Several individuals also are named as defendants in both lawsuits, which claim that the facility was negligent in their supervision of him and “negligently hired, supervised and retained” staff whose job was to ensure a safe place for the residents to live out their last years.
“The remarkable thing here is that in deposition testimony, MPTF’s employees have admitted that rather than protect their female residents from unwanted sexual aggression from a known mentally ill man, the male resident was in effect allowed to roam the halls as a sexual predator of the facilities female residents,” said Stephen Garcia, the attorney representing both plaintiffs, said in a statement. “Troubling, despite knowing of these sexual assaults of residents by this sick male resident, MPTF took no meaningful action to protect their residents — save, over and over again, ordering 0ne-to-one supervision of the male only to then not even provide this 0ne-to-one supervision at all. Motion Picture’s response, literally, has been, ‘It is all part of the disease process.’ So in effect, MPTF actually actively allows a male resident to engage in the physical abuse of its female residents not only knowing it is occurring and doing nothing meaningful, but thereafter, and as they did with the Renard family, lying to family members about the true nature of the assaults in a clear effort at cover up.

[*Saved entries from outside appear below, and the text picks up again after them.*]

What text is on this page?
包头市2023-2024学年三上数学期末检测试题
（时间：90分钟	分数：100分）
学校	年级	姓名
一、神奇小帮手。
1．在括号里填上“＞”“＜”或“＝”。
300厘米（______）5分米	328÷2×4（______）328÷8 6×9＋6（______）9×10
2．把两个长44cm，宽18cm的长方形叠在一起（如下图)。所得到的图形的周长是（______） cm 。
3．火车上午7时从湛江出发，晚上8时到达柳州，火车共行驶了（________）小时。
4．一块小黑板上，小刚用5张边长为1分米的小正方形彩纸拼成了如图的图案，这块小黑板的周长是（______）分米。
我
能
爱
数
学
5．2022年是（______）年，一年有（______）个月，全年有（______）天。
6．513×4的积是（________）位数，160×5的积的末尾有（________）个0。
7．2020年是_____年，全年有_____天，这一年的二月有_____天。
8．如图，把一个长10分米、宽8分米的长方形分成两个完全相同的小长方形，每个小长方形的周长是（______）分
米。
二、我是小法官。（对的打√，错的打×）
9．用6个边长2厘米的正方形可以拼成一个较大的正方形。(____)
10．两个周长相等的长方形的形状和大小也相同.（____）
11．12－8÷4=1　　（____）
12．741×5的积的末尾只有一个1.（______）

“MPTF’s notes actually confirm advisement to the facility from a family member of male resident that while living at home, the male resident would ‘often unzip his pants and pull his penis out,’” Garcia added. “Notwithstanding his prior behavior, the facility’s staff allowed this this sick man to sexually assault numerous residents, all the while the facility and its staff sat back and watched more than 200 episodes of sexual disinhibition on the part of this male resident with the only real interventions being to unlawfully throw drugs down his throat as a chemical restraint.”

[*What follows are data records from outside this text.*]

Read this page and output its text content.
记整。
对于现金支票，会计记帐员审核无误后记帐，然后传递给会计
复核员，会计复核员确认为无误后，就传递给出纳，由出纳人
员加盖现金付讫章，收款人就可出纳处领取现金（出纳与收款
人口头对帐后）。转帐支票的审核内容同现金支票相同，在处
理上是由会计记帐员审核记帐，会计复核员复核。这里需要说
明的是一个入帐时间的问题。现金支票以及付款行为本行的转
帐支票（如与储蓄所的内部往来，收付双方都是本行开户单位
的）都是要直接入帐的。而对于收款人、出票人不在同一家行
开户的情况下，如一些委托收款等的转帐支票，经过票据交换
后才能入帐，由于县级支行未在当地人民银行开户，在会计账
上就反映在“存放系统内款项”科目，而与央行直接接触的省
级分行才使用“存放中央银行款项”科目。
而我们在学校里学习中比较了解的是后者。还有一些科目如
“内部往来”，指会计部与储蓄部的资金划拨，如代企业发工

A conference case management hearing is scheduled for May 11.
Here is the full statement by the MPTF that was issued later on Thursday afternoon:
For over 95 years, MPTF has carried out its mission of taking care of its own by providing quality care and essential support to members of the entertainment industry on its campus and in the community. In this regard, it is an organization without peer. Anyone who visits the skilled nursing facility on our campus can bear witness that our residents are well cared for by a dedicated and compassionate clinical staff, who are supported by an inspirational cadre of volunteers. Many outsiders hold us up as a national model of care. MPTF maintains a 5-star (highest) rating from CMS for its skilled nursing facility.

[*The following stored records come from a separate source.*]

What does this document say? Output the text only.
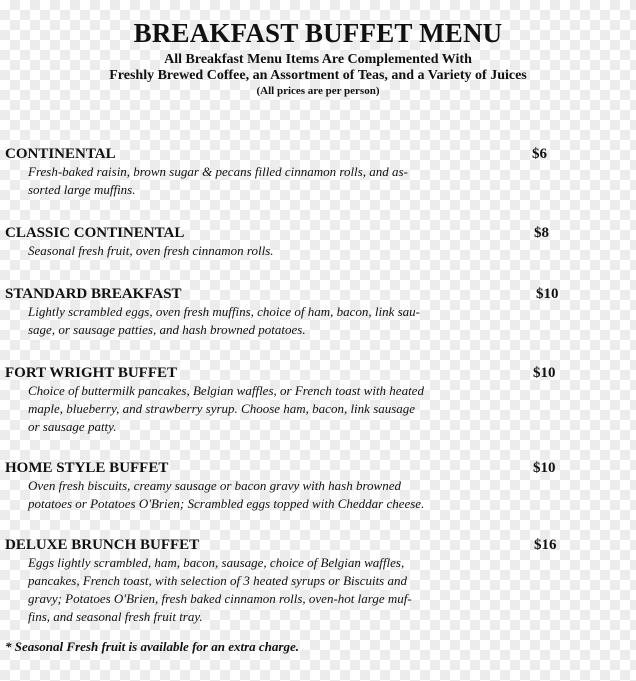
BREAKFAST BUFFET MENU
All Breakfast Menu Items Are Complemented With
Freshly Brewed Coffee, an Assortment of Teas, and a Variety of Juices
(All prices are per person)
CONTINENTAL	$6
Fresh-baked raisin, brown sugar & pecans filled cinnamon rolls, and as-
sorted large muffins.
CLASSIC CONTINENTAL	$8
Seasonal fresh fruit, oven fresh cinnamon rolls.
STANDARD BREAKFAST	$10
Lightly scrambled eggs, oven fresh muffins, choice of ham, bacon, link sau-
sage, or sausage patties, and hash browned potatoes.
FORT WRIGHT BUFFET	$10
Choice of buttermilk pancakes, Belgian waffles, or French toast with heated
maple, blueberry, and strawberry syrup. Choose ham, bacon, link sausage
or sausage patty.
HOME STYLE BUFFET	$10
Oven fresh biscuits, creamy sausage or bacon gravy with hash browned
potatoes or Potatoes O'Brien; Scrambled eggs topped with Cheddar cheese.
DELUXE BRUNCH BUFFET	$16
Eggs lightly scrambled, ham, bacon, sausage, choice of Belgian waffles,
pancakes, French toast, with selection of 3 heated syrups or Biscuits and
gravy; Potatoes O'Brien, fresh baked cinnamon rolls, oven-hot large muf-
fins, and seasonal fresh fruit tray.
* Seasonal Fresh fruit is available for an extra charge.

In MPTF’s Harry’s Haven, a skilled nursing dementia care facility, cognitively impaired residents sometimes exhibit anxiety, agitation, and sexual disinhibition, among other behaviors. No one with dementia gets to choose how their brain responds to this disease. It is our care goal, individualized for each resident, to manage these behaviors humanistically, with compassion and expertise, and to work with clinical and caregiving staff, as well as family members, toward a positive patient outcome. Needless to say, it is hard work and the staff who support Harry’s Haven patients are among the many angels who comprise our nation’s caregivers.
MPTF takes all allegations and reported occurrences of sexual assault and harassment seriously, among its employees, residents, and patients in its skilled nursing facility. We investigate and are committed to taking corrective action in all instances.
We look forward to telling our side of the story and defending these cases in court in February and May of next year.